Berlin. In der Diskussion um eine gemeinsame Berliner Verfassung für die Zeit nach den Wahlen am 2. Dezember gibt es Streit zwischen Ost und West: Die Kritik, die der Vorsitzende des Ostberliner Ausschusses für die Einheit Berlins, Knut Herbst (SPD), am Montag geäußert hatte, stieß im Westen auf Verwunderung. Herbst hatte beklagt, daß von westlicher Seite die Vorstellungen des Ostens in Verfassungsfragen zu wenig berücksichtigt und terminliche Absprachen ohne Rücksprache mit dem Osten getroffen würden. Sowohl von West-Berlins SPD und AL als auch von der West-CDU wurden die Vorwürfe gestern zurückgewiesen.

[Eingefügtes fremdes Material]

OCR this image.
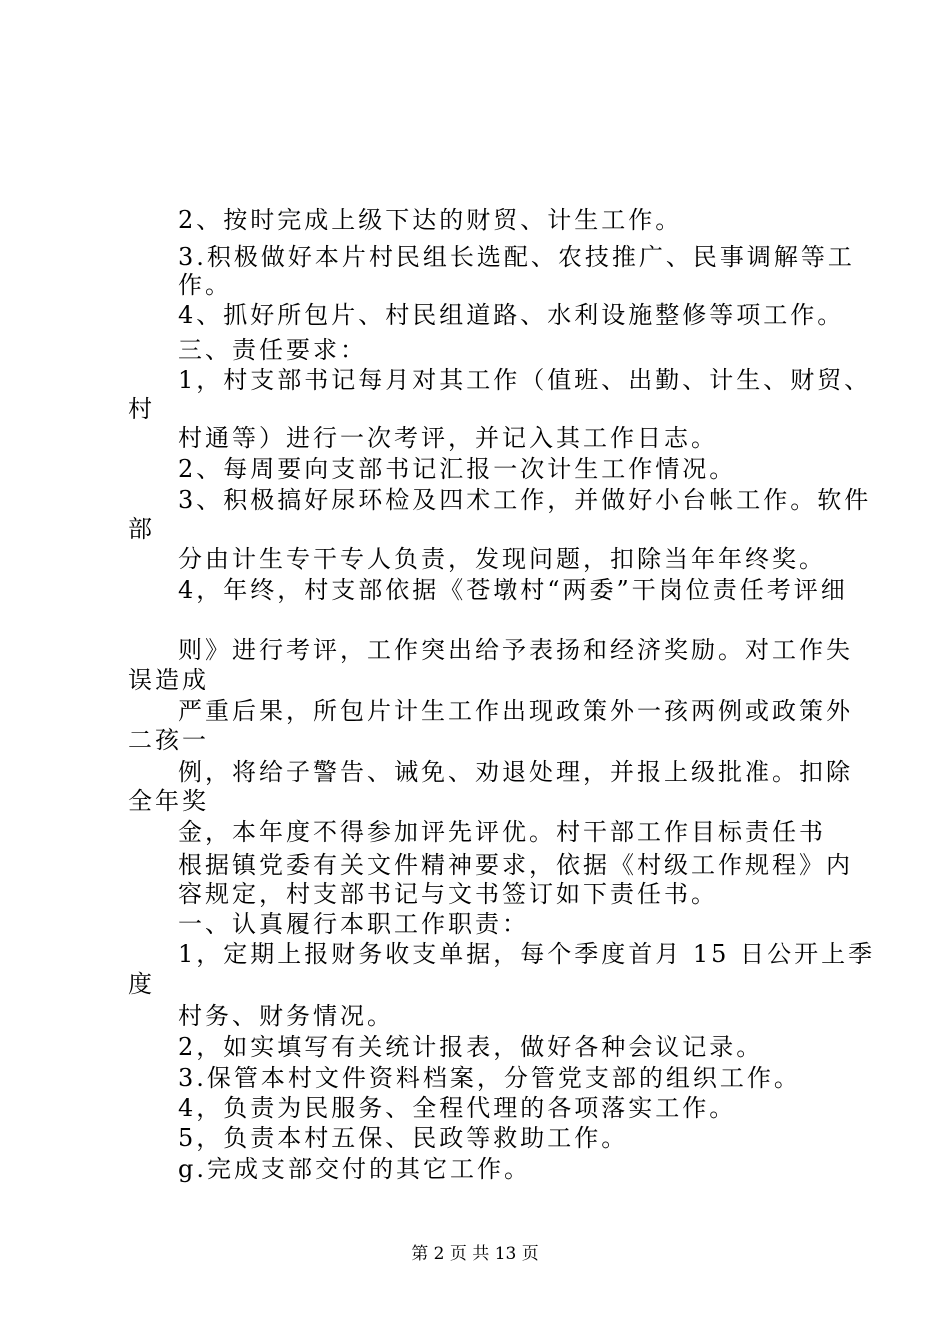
2、按时完成上级下达的财贸、计生工作。
3.积极做好本片村民组长选配、农技推广、民事调解等工
作。
4、抓好所包片、村民组道路、水利设施整修等项工作。
三、责任要求：
1，村支部书记每月对其工作（值班、出勤、计生、财贸、
村
村通等）进行一次考评，并记入其工作日志。
2、每周要向支部书记汇报一次计生工作情况。
3、积极搞好尿环检及四术工作，并做好小台帐工作。软件
部
分由计生专干专人负责，发现问题，扣除当年年终奖。
4，年终，村支部依据《苍墩村“两委”干岗位责任考评细
则》进行考评，工作突出给予表扬和经济奖励。对工作失
误造成
严重后果，所包片计生工作出现政策外一孩两例或政策外
二孩一
例，将给子警告、诫免、劝退处理，并报上级批准。扣除
全年奖
金，本年度不得参加评先评优。村干部工作目标责任书
根据镇党委有关文件精神要求，依据《村级工作规程》内
容规定，村支部书记与文书签订如下责任书。
一、认真履行本职工作职责：
1，定期上报财务收支单据，每个季度首月 15 日公开上季
度
村务、财务情况。
2，如实填写有关统计报表，做好各种会议记录。
3.保管本村文件资料档案，分管党支部的组织工作。
4，负责为民服务、全程代理的各项落实工作。
5，负责本村五保、民政等救助工作。
g.完成支部交付的其它工作。
第 2 页 共 13 页
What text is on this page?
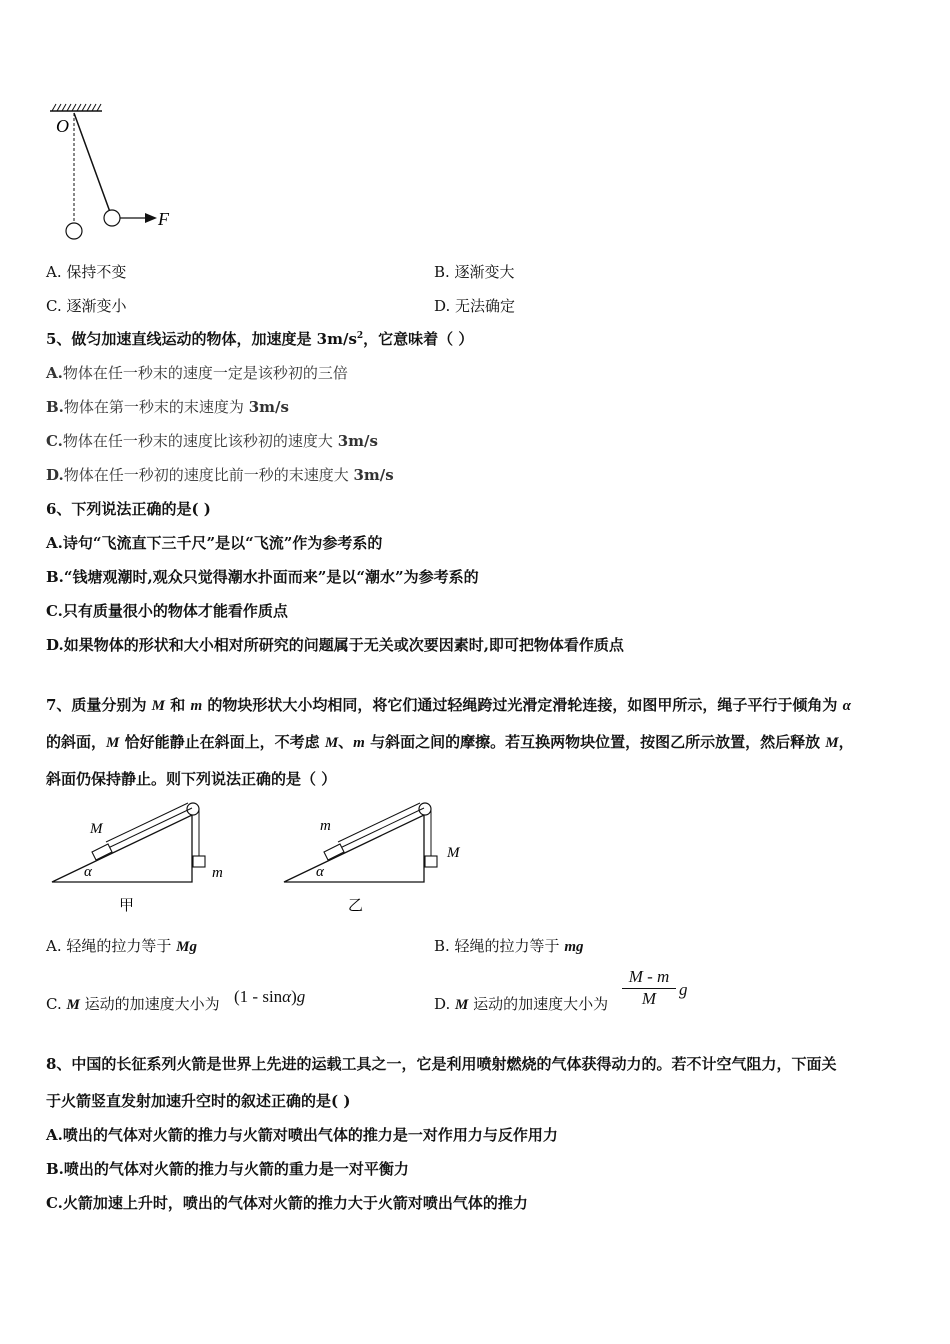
O
F
A. 保持不变	B. 逐渐变大
C. 逐渐变小	D. 无法确定
5、做匀加速直线运动的物体，加速度是 $3m/s^2$，它意味着（ ）
A.物体在任一秒末的速度一定是该秒初的三倍
B.物体在第一秒末的末速度为 3m/s
C.物体在任一秒末的速度比该秒初的速度大 3m/s
D.物体在任一秒初的速度比前一秒的末速度大 3m/s
6、下列说法正确的是( )
A.诗句“飞流直下三千尺”是以“飞流”作为参考系的
B.“钱塘观潮时,观众只觉得潮水扑面而来”是以“潮水”为参考系的
C.只有质量很小的物体才能看作质点
D.如果物体的形状和大小相对所研究的问题属于无关或次要因素时,即可把物体看作质点
7、质量分别为 M 和 m 的物块形状大小均相同，将它们通过轻绳跨过光滑定滑轮连接，如图甲所示，绳子平行于倾角为 α
的斜面，M 恰好能静止在斜面上，不考虑 M、m 与斜面之间的摩擦。若互换两物块位置，按图乙所示放置，然后释放 M，
斜面仍保持静止。则下列说法正确的是（ ）
M
m
α
甲
m
M
α
乙
A. 轻绳的拉力等于 Mg	B. 轻绳的拉力等于 mg
C. M 运动的加速度大小为 (1 - sinα)g	D. M 运动的加速度大小为
M - m
M	g
8、中国的长征系列火箭是世界上先进的运载工具之一，它是利用喷射燃烧的气体获得动力的。若不计空气阻力，下面关
于火箭竖直发射加速升空时的叙述正确的是( )
A.喷出的气体对火箭的推力与火箭对喷出气体的推力是一对作用力与反作用力
B.喷出的气体对火箭的推力与火箭的重力是一对平衡力
C.火箭加速上升时，喷出的气体对火箭的推力大于火箭对喷出气体的推力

Zur Erinnerung: Zur Erarbeitung einer Gesamtberliner Verfassung hatten das Abgeordnetenhaus und die Ostberliner Stadtverordnetenversammlung Ausschüsse mit je zwanzig Delegierten gebildet, die regelmäßig auch gemeinsam tagten. Geplant war, daß es in Ost-Berlin zunächst eine Übergangsverfassung gibt, die bis zu den Gesamtberliner Wahlen gelten sollte. Diese Verfassung wurde nach heftiger Kontroverse zwischen SPD und CDU in der letzten Woche in der Stadtverordnetenversammlung verabschiedet. In sie wurde ein Passus aufgenommen, daß diese Verfassung außer Kraft gesetzt wird, sobald ein Gesamtberliner Parlament die Gültigkeit einer Gesamtverfassung für Berlin erklärt. Wie die AL -Fraktionsvorsitzende Renate Künast gestern monierte, werden damit die ursprünglich geplanten Stufen 2 und 3 ausgehebelt; Stufe 2 sah vor, daß beide Parlamentsausschüsse gleichlautende Entwürfe für eine Gesamtberliner Verfassung erarbeiten, die noch vor der Wahl verabschiedet werden sollten. Diese sollten nach der Konstituierung des Gesamtberliner Parlaments noch einmal überarbeitet werden.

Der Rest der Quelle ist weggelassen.